From a Science Fiction Hall of Fame inductee, “intelligent reptiles battle stone age humans for control of an alternate Earth” (Kirkus Reviews).
Sixty-five million years ago, a disastrous cataclysm eliminated three quarters of all life on Earth. Overnight, the age of dinosaurs ended. The age of mammals had begun.
But what if history had happened differently? What if the reptiles had survived to evolve intelligent life?
In West of Eden, bestselling author Harry Harrison has created a rich, dramatic saga of a world where the descendants of the dinosaurs struggled with a clan of humans in a battle for survival.
Here is the story of Kerrick, a young hunter who grows to manhood among the dinosaurs, escaping at last to rejoin his own kind. His knowledge of their strange customs makes him the humans’ leader . . . and the dinosaurs’ greatest enemy.
West of Eden is a monumental epic of love and savagery, bravery and hope.

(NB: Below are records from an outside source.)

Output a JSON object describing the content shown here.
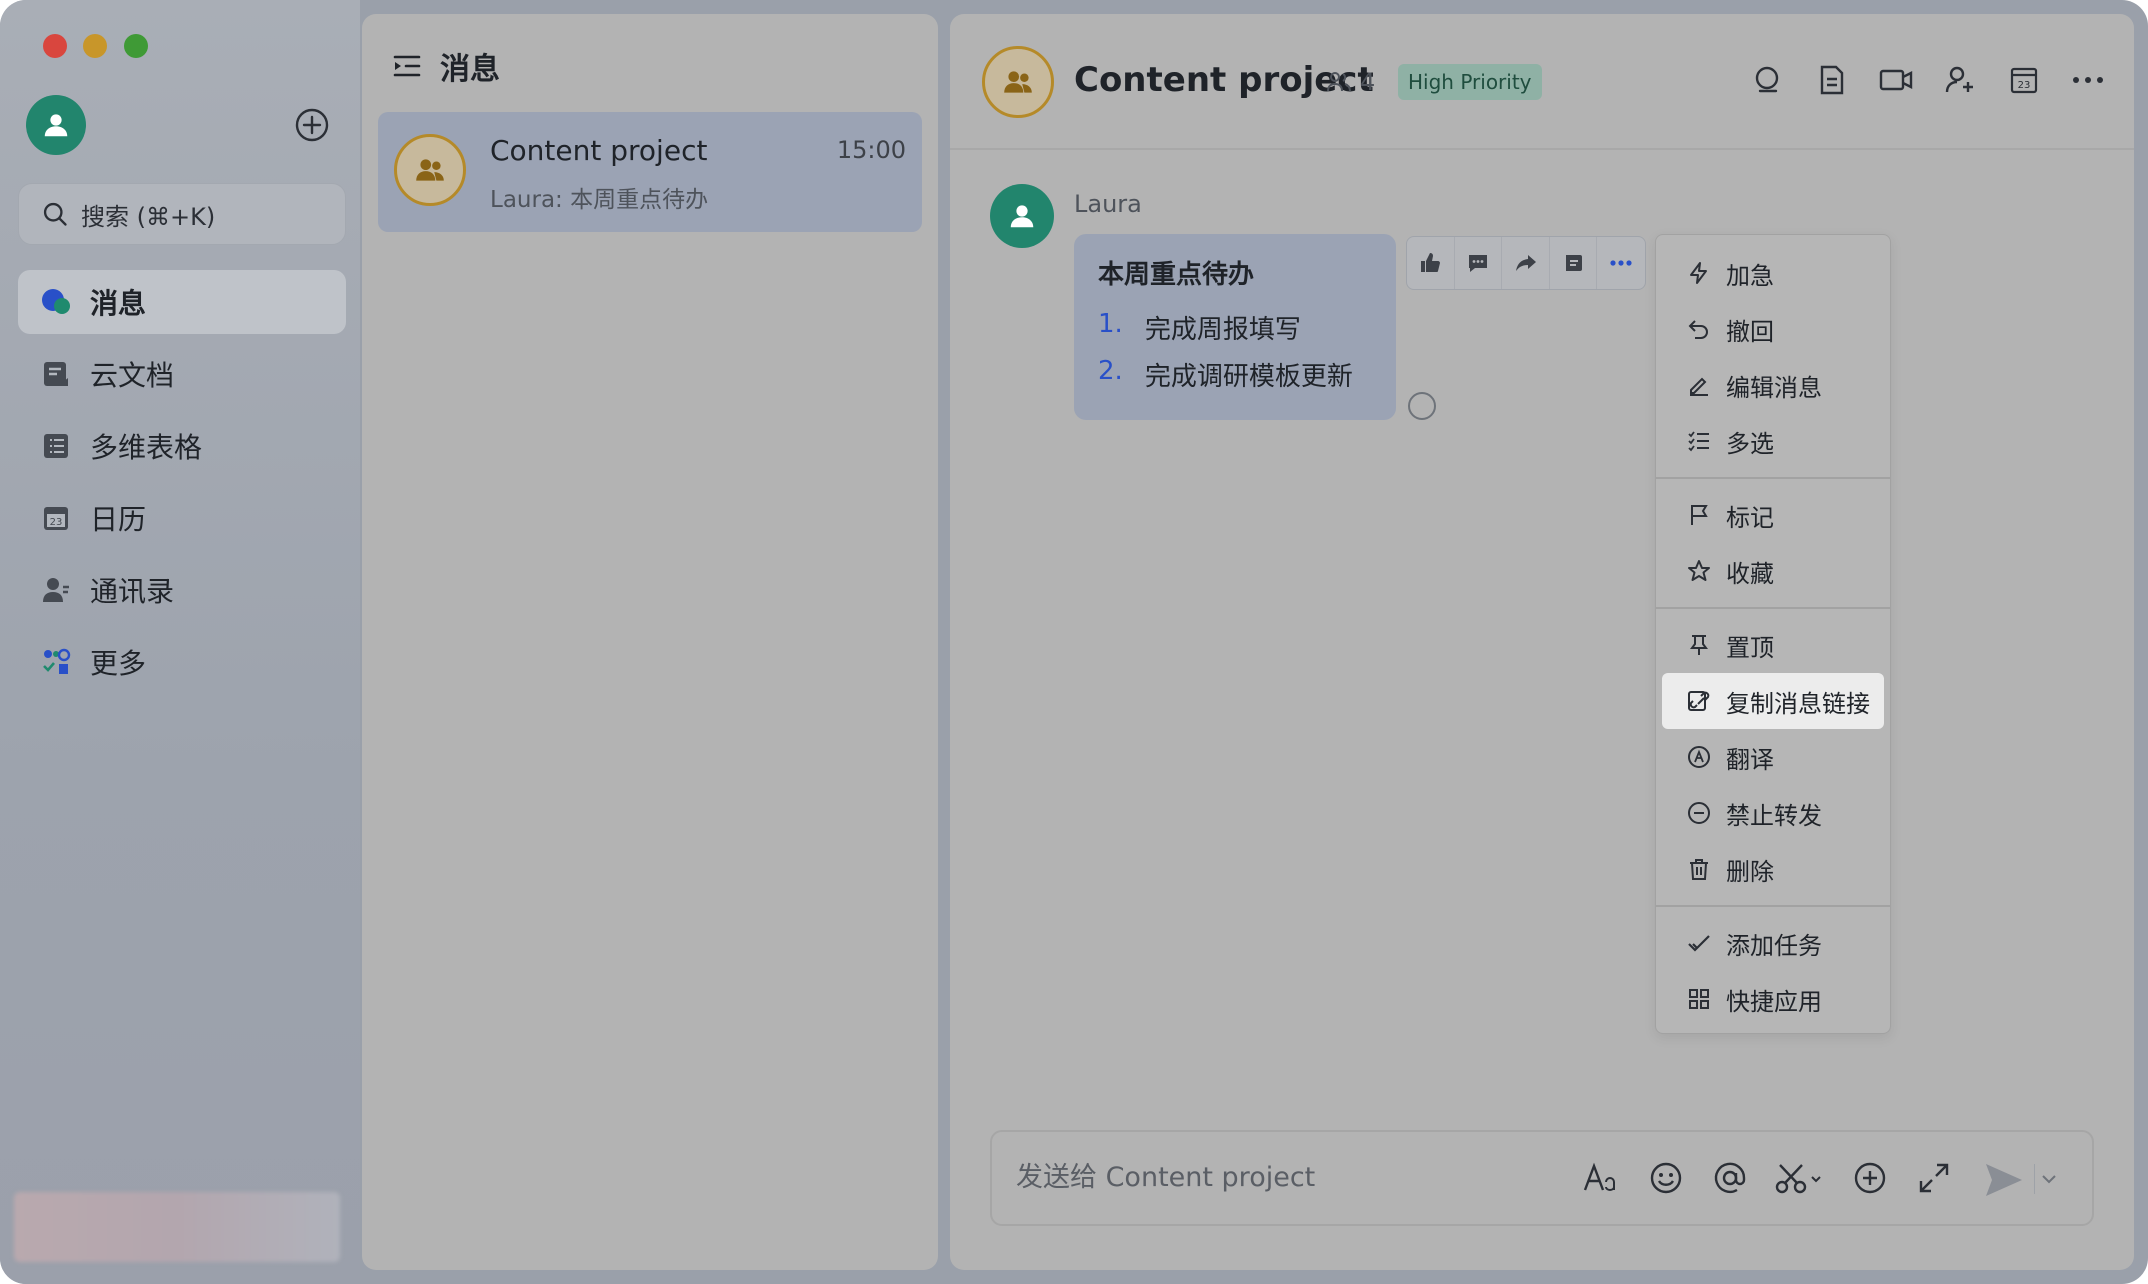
{
  "window": {
    "traffic_lights": [
      "close",
      "minimize",
      "zoom"
    ]
  },
  "sidebar": {
    "search_placeholder": "搜索 (⌘+K)",
    "items": [
      {
        "label": "消息",
        "icon": "chat-bubbles-icon",
        "active": true
      },
      {
        "label": "云文档",
        "icon": "doc-icon"
      },
      {
        "label": "多维表格",
        "icon": "table-icon"
      },
      {
        "label": "日历",
        "icon": "calendar-icon"
      },
      {
        "label": "通讯录",
        "icon": "contacts-icon"
      },
      {
        "label": "更多",
        "icon": "apps-grid-icon"
      }
    ]
  },
  "list": {
    "title": "消息",
    "chats": [
      {
        "name": "Content project",
        "time": "15:00",
        "preview": "Laura: 本周重点待办"
      }
    ]
  },
  "chat": {
    "title": "Content project",
    "members": "4",
    "badge": "High Priority",
    "accent": "#2950c8",
    "message": {
      "sender": "Laura",
      "title": "本周重点待办",
      "items": [
        {
          "num": "1.",
          "text": "完成周报填写"
        },
        {
          "num": "2.",
          "text": "完成调研模板更新"
        }
      ]
    },
    "composer_placeholder": "发送给 Content project"
  },
  "context_menu": {
    "groups": [
      [
        {
          "label": "加急",
          "icon": "lightning-icon"
        },
        {
          "label": "撤回",
          "icon": "undo-icon"
        },
        {
          "label": "编辑消息",
          "icon": "edit-icon"
        },
        {
          "label": "多选",
          "icon": "multi-select-icon"
        }
      ],
      [
        {
          "label": "标记",
          "icon": "flag-icon"
        },
        {
          "label": "收藏",
          "icon": "star-icon"
        }
      ],
      [
        {
          "label": "置顶",
          "icon": "pin-icon"
        },
        {
          "label": "复制消息链接",
          "icon": "link-icon",
          "highlight": true
        },
        {
          "label": "翻译",
          "icon": "translate-icon"
        },
        {
          "label": "禁止转发",
          "icon": "forbid-icon"
        },
        {
          "label": "删除",
          "icon": "trash-icon"
        }
      ],
      [
        {
          "label": "添加任务",
          "icon": "task-check-icon"
        },
        {
          "label": "快捷应用",
          "icon": "quick-apps-icon"
        }
      ]
    ]
  }
}
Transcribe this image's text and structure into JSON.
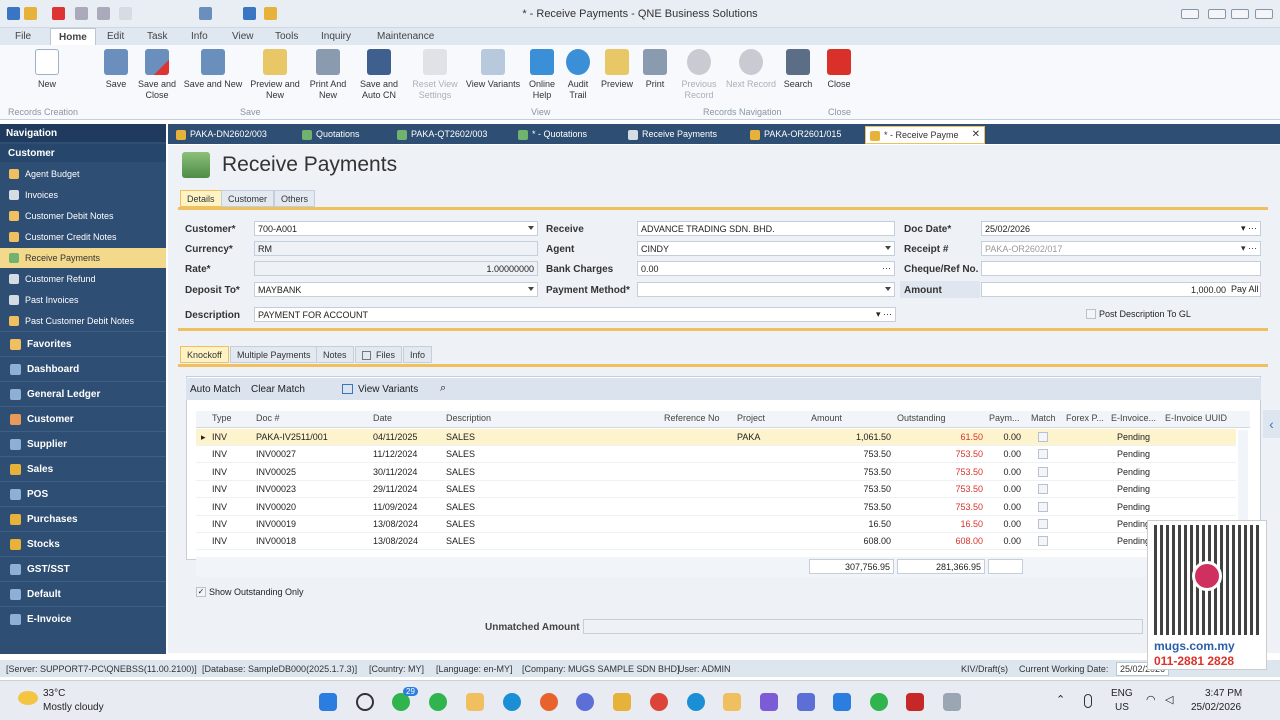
{
  "window": {
    "title": "* - Receive Payments - QNE Business Solutions"
  },
  "menu": [
    "File",
    "Home",
    "Edit",
    "Task",
    "Info",
    "View",
    "Tools",
    "Inquiry",
    "Maintenance"
  ],
  "ribbon": {
    "buttons": [
      "New",
      "Save",
      "Save and Close",
      "Save and New",
      "Preview and New",
      "Print And New",
      "Save and Auto CN",
      "Reset View Settings",
      "View Variants",
      "Online Help",
      "Audit Trail",
      "Preview",
      "Print",
      "Previous Record",
      "Next Record",
      "Search",
      "Close"
    ],
    "groups": [
      "Records Creation",
      "Save",
      "View",
      "Records Navigation",
      "Close"
    ]
  },
  "nav": {
    "header": "Navigation",
    "section": "Customer",
    "items": [
      "Agent Budget",
      "Invoices",
      "Customer Debit Notes",
      "Customer Credit Notes",
      "Receive Payments",
      "Customer Refund",
      "Past Invoices",
      "Past Customer Debit Notes"
    ],
    "categories": [
      "Favorites",
      "Dashboard",
      "General Ledger",
      "Customer",
      "Supplier",
      "Sales",
      "POS",
      "Purchases",
      "Stocks",
      "GST/SST",
      "Default",
      "E-Invoice"
    ]
  },
  "tabs": [
    "PAKA-DN2602/003",
    "Quotations",
    "PAKA-QT2602/003",
    "* - Quotations",
    "Receive Payments",
    "PAKA-OR2601/015",
    "* - Receive Payme"
  ],
  "page": {
    "title": "Receive Payments",
    "subtabs": [
      "Details",
      "Customer",
      "Others"
    ],
    "fields": {
      "customer_label": "Customer*",
      "customer": "700-A001",
      "currency_label": "Currency*",
      "currency": "RM",
      "rate_label": "Rate*",
      "rate": "1.00000000",
      "deposit_label": "Deposit To*",
      "deposit": "MAYBANK",
      "description_label": "Description",
      "description": "PAYMENT FOR ACCOUNT",
      "receive_label": "Receive",
      "receive": "ADVANCE TRADING SDN. BHD.",
      "agent_label": "Agent",
      "agent": "CINDY",
      "bank_label": "Bank Charges",
      "bank": "0.00",
      "paymethod_label": "Payment Method*",
      "paymethod": "",
      "docdate_label": "Doc Date*",
      "docdate": "25/02/2026",
      "receipt_label": "Receipt #",
      "receipt": "PAKA-OR2602/017",
      "cheque_label": "Cheque/Ref No.",
      "cheque": "",
      "amount_label": "Amount",
      "amount": "1,000.00",
      "payall": "Pay All",
      "postdesc": "Post Description To GL"
    },
    "lower_tabs": [
      "Knockoff",
      "Multiple Payments",
      "Notes",
      "Files",
      "Info"
    ],
    "toolbar": {
      "auto": "Auto Match",
      "clear": "Clear Match",
      "variants": "View Variants"
    },
    "columns": [
      "Type",
      "Doc #",
      "Date",
      "Description",
      "Reference No",
      "Project",
      "Amount",
      "Outstanding",
      "Paym...",
      "Match",
      "Forex P...",
      "E-Invoice...",
      "E-Invoice UUID"
    ],
    "rows": [
      {
        "type": "INV",
        "doc": "PAKA-IV2511/001",
        "date": "04/11/2025",
        "desc": "SALES",
        "project": "PAKA",
        "amount": "1,061.50",
        "outstanding": "61.50",
        "pay": "0.00",
        "einv": "Pending"
      },
      {
        "type": "INV",
        "doc": "INV00027",
        "date": "11/12/2024",
        "desc": "SALES",
        "project": "",
        "amount": "753.50",
        "outstanding": "753.50",
        "pay": "0.00",
        "einv": "Pending"
      },
      {
        "type": "INV",
        "doc": "INV00025",
        "date": "30/11/2024",
        "desc": "SALES",
        "project": "",
        "amount": "753.50",
        "outstanding": "753.50",
        "pay": "0.00",
        "einv": "Pending"
      },
      {
        "type": "INV",
        "doc": "INV00023",
        "date": "29/11/2024",
        "desc": "SALES",
        "project": "",
        "amount": "753.50",
        "outstanding": "753.50",
        "pay": "0.00",
        "einv": "Pending"
      },
      {
        "type": "INV",
        "doc": "INV00020",
        "date": "11/09/2024",
        "desc": "SALES",
        "project": "",
        "amount": "753.50",
        "outstanding": "753.50",
        "pay": "0.00",
        "einv": "Pending"
      },
      {
        "type": "INV",
        "doc": "INV00019",
        "date": "13/08/2024",
        "desc": "SALES",
        "project": "",
        "amount": "16.50",
        "outstanding": "16.50",
        "pay": "0.00",
        "einv": "Pending"
      },
      {
        "type": "INV",
        "doc": "INV00018",
        "date": "13/08/2024",
        "desc": "SALES",
        "project": "",
        "amount": "608.00",
        "outstanding": "608.00",
        "pay": "0.00",
        "einv": "Pending"
      }
    ],
    "totals": {
      "amount": "307,756.95",
      "outstanding": "281,366.95"
    },
    "show_outstanding": "Show Outstanding Only",
    "unmatched": "Unmatched Amount"
  },
  "status": {
    "server": "[Server: SUPPORT7-PC\\QNEBSS(11.00.2100)]",
    "database": "[Database: SampleDB000(2025.1.7.3)]",
    "country": "[Country: MY]",
    "language": "[Language: en-MY]",
    "company": "[Company: MUGS SAMPLE SDN BHD]",
    "user": "User: ADMIN",
    "kiv": "KIV/Draft(s)",
    "cwd": "Current Working Date:",
    "cwd_value": "25/02/2026"
  },
  "taskbar": {
    "temp": "33°C",
    "weather": "Mostly cloudy",
    "lang": "ENG",
    "region": "US",
    "time": "3:47 PM",
    "date": "25/02/2026",
    "badge": "29"
  },
  "watermark": {
    "site": "mugs.com.my",
    "phone": "011-2881 2828"
  },
  "colors": {
    "nav": "#2f4e73",
    "accent": "#f0c060",
    "red": "#d8342b"
  }
}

“A perfectly grand storyteller.” —David Brin, Hugo and Nebula Award–winning author of Star Tide Rising
“Few commercial writers are more deserving of their popularity than Harrison, a fine writer who occasionally reaches brilliant heights.” —Publishers Weekly
Harry Harrison (1925–2012) began writing science fiction in the 1950s and remains one of the top-selling authors in the genre. Harrison is best known for his Stainless Steel Rat, Deathworld, and West of End series, as well as Make Room! Make Room!, which was turned into the movie Soylent Green starring Charlton Heston and Edward G. Robinson. His novels have appeared on the New York Times bestseller list, and in 2009 he was awarded the Damon Knight SF Grand Master Award by the Science Fiction Writers of America.